We study the accumulation of an invariant quasi-periodic torus of a Hamiltonian flow by other quasi-periodic invariant tori.

We show that an analytic invariant torus ${\mathcal{T}}_0$ with Diophantine frequency ${\omega }_0$ is never isolated due to the following alternative. If the Birkhoff normal form of the Hamiltonian at ${\mathcal{T}}_0$ satisfies a Rüssmann transversality condition, the torus ${\mathcal{T}}_0$ is accumulated by Kolmogorov–Arnold–Moser (KAM) tori of positive total measure. If the Birkhoff normal form is degenerate, there exists a subvariety of dimension at least $d+1$ that is foliated by analytic invariant tori with frequency ${\omega }_0$.

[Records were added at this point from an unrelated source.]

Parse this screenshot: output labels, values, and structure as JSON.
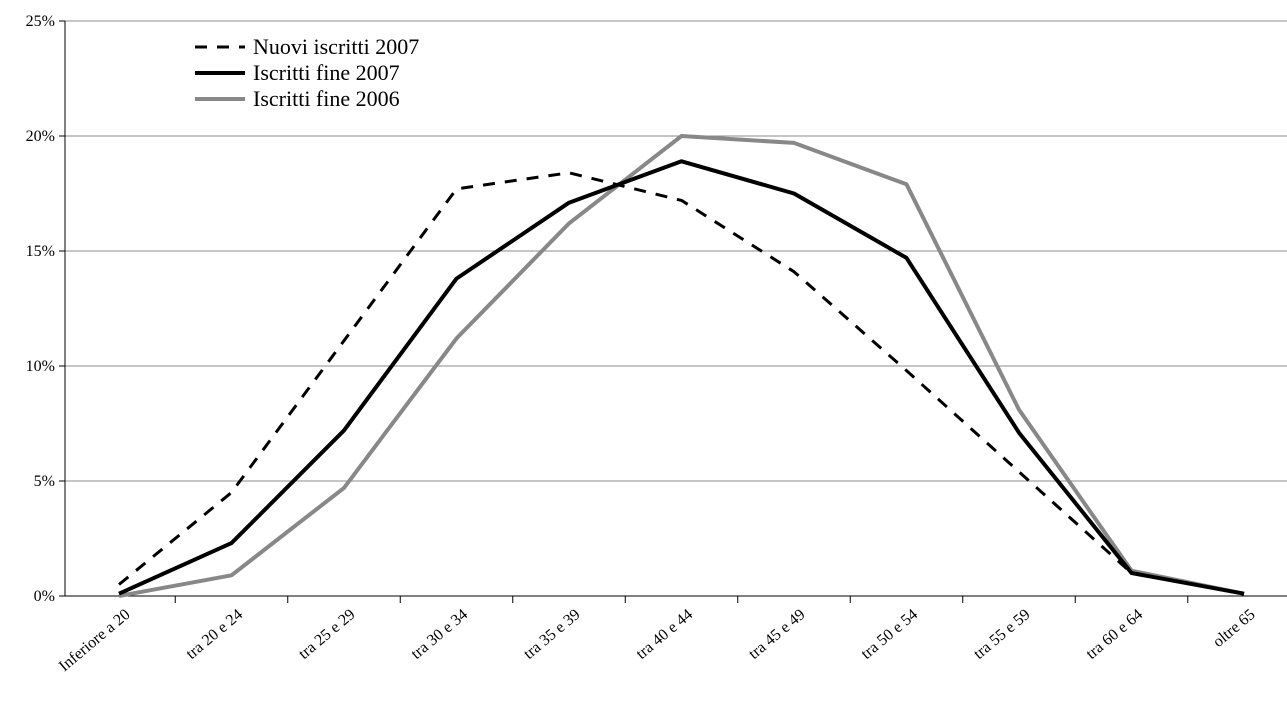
{
  "chart_data": {
    "type": "line",
    "categories": [
      "Inferiore a 20",
      "tra 20 e 24",
      "tra 25 e 29",
      "tra 30 e 34",
      "tra 35 e 39",
      "tra 40 e 44",
      "tra 45 e 49",
      "tra 50 e 54",
      "tra 55 e 59",
      "tra 60 e 64",
      "oltre 65"
    ],
    "series": [
      {
        "name": "Nuovi iscritti 2007",
        "color": "#000000",
        "dash": true,
        "values": [
          0.5,
          4.5,
          11.1,
          17.7,
          18.4,
          17.2,
          14.1,
          9.8,
          5.4,
          1.0,
          0.1
        ]
      },
      {
        "name": "Iscritti fine 2007",
        "color": "#000000",
        "dash": false,
        "values": [
          0.1,
          2.3,
          7.2,
          13.8,
          17.1,
          18.9,
          17.5,
          14.7,
          7.1,
          1.0,
          0.1
        ]
      },
      {
        "name": "Iscritti fine 2006",
        "color": "#888888",
        "dash": false,
        "values": [
          0.0,
          0.9,
          4.7,
          11.2,
          16.2,
          20.0,
          19.7,
          17.9,
          8.1,
          1.1,
          0.1
        ]
      }
    ],
    "y_ticks": [
      "0%",
      "5%",
      "10%",
      "15%",
      "20%",
      "25%"
    ],
    "ylim": [
      0,
      25
    ],
    "grid": true,
    "legend_position": "top-left",
    "title": "",
    "xlabel": "",
    "ylabel": ""
  }
}
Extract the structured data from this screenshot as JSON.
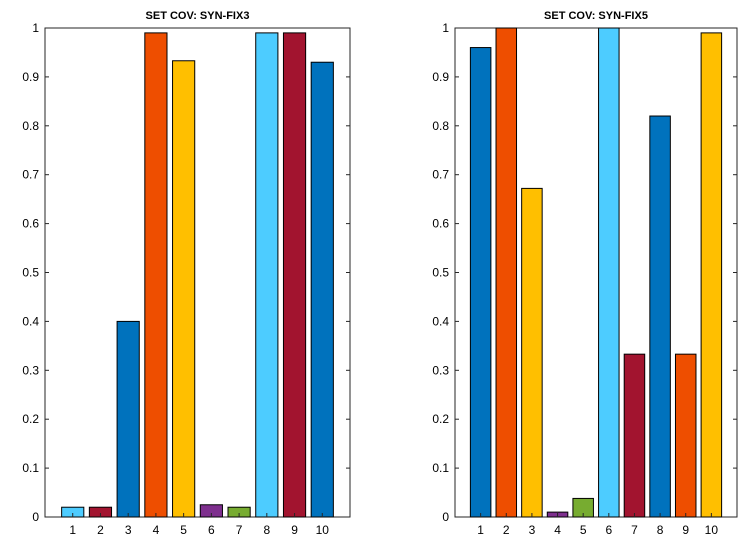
{
  "chart_data": [
    {
      "type": "bar",
      "title": "SET COV: SYN-FIX3",
      "categories": [
        "1",
        "2",
        "3",
        "4",
        "5",
        "6",
        "7",
        "8",
        "9",
        "10"
      ],
      "values": [
        0.02,
        0.02,
        0.4,
        0.99,
        0.933,
        0.025,
        0.02,
        0.99,
        0.99,
        0.93
      ],
      "colors": [
        "#4DCCFF",
        "#A2142F",
        "#0072BD",
        "#EE4E00",
        "#FFBF00",
        "#7E2F8E",
        "#77AC30",
        "#4DCCFF",
        "#A2142F",
        "#0072BD"
      ],
      "ylim": [
        0,
        1
      ],
      "yticks": [
        "0",
        "0.1",
        "0.2",
        "0.3",
        "0.4",
        "0.5",
        "0.6",
        "0.7",
        "0.8",
        "0.9",
        "1"
      ],
      "grid": false,
      "xlabel": "",
      "ylabel": ""
    },
    {
      "type": "bar",
      "title": "SET COV: SYN-FIX5",
      "categories": [
        "1",
        "2",
        "3",
        "4",
        "5",
        "6",
        "7",
        "8",
        "9",
        "10"
      ],
      "values": [
        0.96,
        1.0,
        0.672,
        0.01,
        0.038,
        1.0,
        0.333,
        0.82,
        0.333,
        0.99
      ],
      "colors": [
        "#0072BD",
        "#EE4E00",
        "#FFBF00",
        "#7E2F8E",
        "#77AC30",
        "#4DCCFF",
        "#A2142F",
        "#0072BD",
        "#EE4E00",
        "#FFBF00"
      ],
      "ylim": [
        0,
        1
      ],
      "yticks": [
        "0",
        "0.1",
        "0.2",
        "0.3",
        "0.4",
        "0.5",
        "0.6",
        "0.7",
        "0.8",
        "0.9",
        "1"
      ],
      "grid": false,
      "xlabel": "",
      "ylabel": ""
    }
  ]
}
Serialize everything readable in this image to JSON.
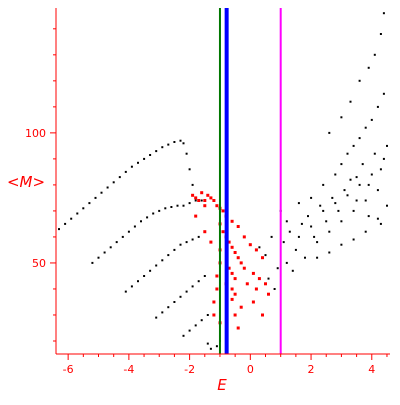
{
  "chart_data": {
    "type": "scatter",
    "title": "",
    "xlabel": "E",
    "ylabel": "<M>",
    "xlim": [
      -6.4,
      4.6
    ],
    "ylim": [
      15,
      148
    ],
    "x_ticks": [
      -6,
      -4,
      -2,
      0,
      2,
      4
    ],
    "y_ticks": [
      50,
      100
    ],
    "grid": false,
    "axis_color": "#ff0000",
    "vertical_lines": [
      {
        "x": -1.0,
        "color": "#007700"
      },
      {
        "x": -0.78,
        "color": "#0000ff"
      },
      {
        "x": 1.0,
        "color": "#ff00ff"
      }
    ],
    "series": [
      {
        "color": "#000000",
        "points": [
          [
            -6.3,
            63
          ],
          [
            -6.1,
            65
          ],
          [
            -5.9,
            67
          ],
          [
            -5.7,
            69
          ],
          [
            -5.5,
            71
          ],
          [
            -5.3,
            73
          ],
          [
            -5.1,
            75
          ],
          [
            -4.9,
            77
          ],
          [
            -4.7,
            79
          ],
          [
            -4.5,
            81
          ],
          [
            -4.3,
            83
          ],
          [
            -4.1,
            85
          ],
          [
            -3.9,
            87
          ],
          [
            -3.7,
            88.5
          ],
          [
            -3.5,
            90
          ],
          [
            -3.3,
            91.5
          ],
          [
            -3.1,
            93
          ],
          [
            -2.9,
            94.5
          ],
          [
            -2.7,
            95.5
          ],
          [
            -2.5,
            96.5
          ],
          [
            -2.3,
            97
          ],
          [
            -2.2,
            96
          ],
          [
            -2.1,
            92
          ],
          [
            -2.0,
            86
          ],
          [
            -1.9,
            80
          ],
          [
            -5.2,
            50
          ],
          [
            -5.0,
            52
          ],
          [
            -4.8,
            54
          ],
          [
            -4.6,
            56
          ],
          [
            -4.4,
            58
          ],
          [
            -4.2,
            60
          ],
          [
            -4.0,
            62
          ],
          [
            -3.8,
            64
          ],
          [
            -3.6,
            66
          ],
          [
            -3.4,
            67.5
          ],
          [
            -3.2,
            69
          ],
          [
            -3.0,
            70
          ],
          [
            -2.8,
            71
          ],
          [
            -2.6,
            71.5
          ],
          [
            -2.4,
            72
          ],
          [
            -2.2,
            72
          ],
          [
            -2.0,
            73
          ],
          [
            -1.8,
            74
          ],
          [
            -1.6,
            74
          ],
          [
            -4.1,
            39
          ],
          [
            -3.9,
            41
          ],
          [
            -3.7,
            43
          ],
          [
            -3.5,
            45
          ],
          [
            -3.3,
            47
          ],
          [
            -3.1,
            49
          ],
          [
            -2.9,
            51
          ],
          [
            -2.7,
            53
          ],
          [
            -2.5,
            55
          ],
          [
            -2.3,
            57
          ],
          [
            -2.1,
            58
          ],
          [
            -1.9,
            59
          ],
          [
            -1.7,
            60
          ],
          [
            -3.1,
            29
          ],
          [
            -2.9,
            31
          ],
          [
            -2.7,
            33
          ],
          [
            -2.5,
            35
          ],
          [
            -2.3,
            37
          ],
          [
            -2.1,
            39
          ],
          [
            -1.9,
            41
          ],
          [
            -1.7,
            43
          ],
          [
            -1.5,
            45
          ],
          [
            -2.2,
            22
          ],
          [
            -2.0,
            24
          ],
          [
            -1.8,
            26
          ],
          [
            -1.6,
            28
          ],
          [
            -1.4,
            30
          ],
          [
            -1.3,
            17
          ],
          [
            -1.1,
            18
          ],
          [
            -1.4,
            19
          ],
          [
            -1.0,
            20
          ],
          [
            0.3,
            56
          ],
          [
            0.5,
            53
          ],
          [
            0.7,
            60
          ],
          [
            0.9,
            48
          ],
          [
            1.1,
            58
          ],
          [
            1.3,
            62
          ],
          [
            1.5,
            55
          ],
          [
            1.7,
            65
          ],
          [
            1.9,
            68
          ],
          [
            2.1,
            60
          ],
          [
            2.3,
            72
          ],
          [
            2.5,
            66
          ],
          [
            2.7,
            75
          ],
          [
            2.9,
            70
          ],
          [
            3.1,
            78
          ],
          [
            3.3,
            82
          ],
          [
            3.5,
            74
          ],
          [
            3.7,
            88
          ],
          [
            3.9,
            80
          ],
          [
            4.1,
            92
          ],
          [
            4.3,
            86
          ],
          [
            4.5,
            95
          ],
          [
            0.6,
            44
          ],
          [
            0.8,
            40
          ],
          [
            1.2,
            50
          ],
          [
            1.4,
            47
          ],
          [
            1.6,
            60
          ],
          [
            1.8,
            52
          ],
          [
            2.0,
            64
          ],
          [
            2.2,
            58
          ],
          [
            2.4,
            70
          ],
          [
            2.6,
            62
          ],
          [
            2.8,
            73
          ],
          [
            3.0,
            66
          ],
          [
            3.2,
            76
          ],
          [
            3.4,
            70
          ],
          [
            3.6,
            80
          ],
          [
            3.8,
            74
          ],
          [
            4.0,
            84
          ],
          [
            4.2,
            78
          ],
          [
            4.4,
            90
          ],
          [
            1.0,
            70
          ],
          [
            1.2,
            66
          ],
          [
            1.6,
            73
          ],
          [
            2.0,
            75
          ],
          [
            2.4,
            80
          ],
          [
            2.8,
            84
          ],
          [
            3.0,
            88
          ],
          [
            3.2,
            92
          ],
          [
            3.4,
            95
          ],
          [
            3.6,
            98
          ],
          [
            3.8,
            102
          ],
          [
            4.0,
            105
          ],
          [
            4.2,
            110
          ],
          [
            4.4,
            115
          ],
          [
            2.6,
            100
          ],
          [
            3.0,
            106
          ],
          [
            3.3,
            112
          ],
          [
            3.6,
            120
          ],
          [
            3.9,
            125
          ],
          [
            4.1,
            130
          ],
          [
            4.3,
            138
          ],
          [
            4.4,
            146
          ],
          [
            3.5,
            83
          ],
          [
            3.9,
            68
          ],
          [
            4.3,
            65
          ],
          [
            4.5,
            72
          ],
          [
            2.2,
            52
          ],
          [
            2.6,
            54
          ],
          [
            3.0,
            57
          ],
          [
            3.4,
            59
          ],
          [
            3.8,
            62
          ],
          [
            4.2,
            67
          ]
        ]
      },
      {
        "color": "#ff0000",
        "points": [
          [
            -1.9,
            76
          ],
          [
            -1.8,
            75
          ],
          [
            -1.6,
            77
          ],
          [
            -1.5,
            74
          ],
          [
            -1.4,
            76
          ],
          [
            -1.3,
            75
          ],
          [
            -1.2,
            74
          ],
          [
            -1.1,
            72
          ],
          [
            -1.0,
            71
          ],
          [
            -0.9,
            70
          ],
          [
            -1.5,
            72
          ],
          [
            -1.7,
            74
          ],
          [
            -1.0,
            65
          ],
          [
            -0.9,
            62
          ],
          [
            -0.8,
            60
          ],
          [
            -0.7,
            58
          ],
          [
            -0.6,
            56
          ],
          [
            -0.5,
            54
          ],
          [
            -0.4,
            52
          ],
          [
            -0.3,
            50
          ],
          [
            -0.7,
            48
          ],
          [
            -0.6,
            46
          ],
          [
            -0.5,
            44
          ],
          [
            -0.8,
            42
          ],
          [
            -0.6,
            40
          ],
          [
            -0.5,
            38
          ],
          [
            -0.6,
            36
          ],
          [
            -1.0,
            55
          ],
          [
            -1.0,
            50
          ],
          [
            -1.1,
            45
          ],
          [
            -1.1,
            40
          ],
          [
            -1.2,
            35
          ],
          [
            -1.2,
            30
          ],
          [
            -1.0,
            27
          ],
          [
            -0.4,
            64
          ],
          [
            -0.2,
            60
          ],
          [
            0.0,
            57
          ],
          [
            0.2,
            55
          ],
          [
            0.4,
            52
          ],
          [
            -0.2,
            48
          ],
          [
            0.1,
            46
          ],
          [
            0.3,
            44
          ],
          [
            -0.1,
            42
          ],
          [
            0.2,
            40
          ],
          [
            0.5,
            42
          ],
          [
            0.6,
            38
          ],
          [
            -0.5,
            30
          ],
          [
            -0.4,
            25
          ],
          [
            -0.3,
            33
          ],
          [
            0.1,
            35
          ],
          [
            0.4,
            30
          ],
          [
            -1.5,
            62
          ],
          [
            -1.8,
            68
          ],
          [
            -1.3,
            58
          ],
          [
            -0.8,
            68
          ],
          [
            -0.6,
            66
          ]
        ]
      }
    ]
  }
}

For frequency vectors ${\omega }_0$ having a finite uniform Diophantine exponent (this includes a residual set of Liouville vectors), we show that if the Hamiltonian $H$ satisfies a Kolmogorov nondegeneracy condition at ${\mathcal{T}}_0$, then ${\mathcal{T}}_0$ is accumulated by KAM tori of positive total measure.

In four degrees of freedom or more, we construct for any ${\omega }_0\in {\mathbb{R}}^d$, $C^{\infty }$ (Gevrey) Hamiltonians $H$ with a smooth invariant torus ${\mathcal{T}}_0$ with frequency ${\omega }_0$ that is not accumulated by a positive measure of invariant tori.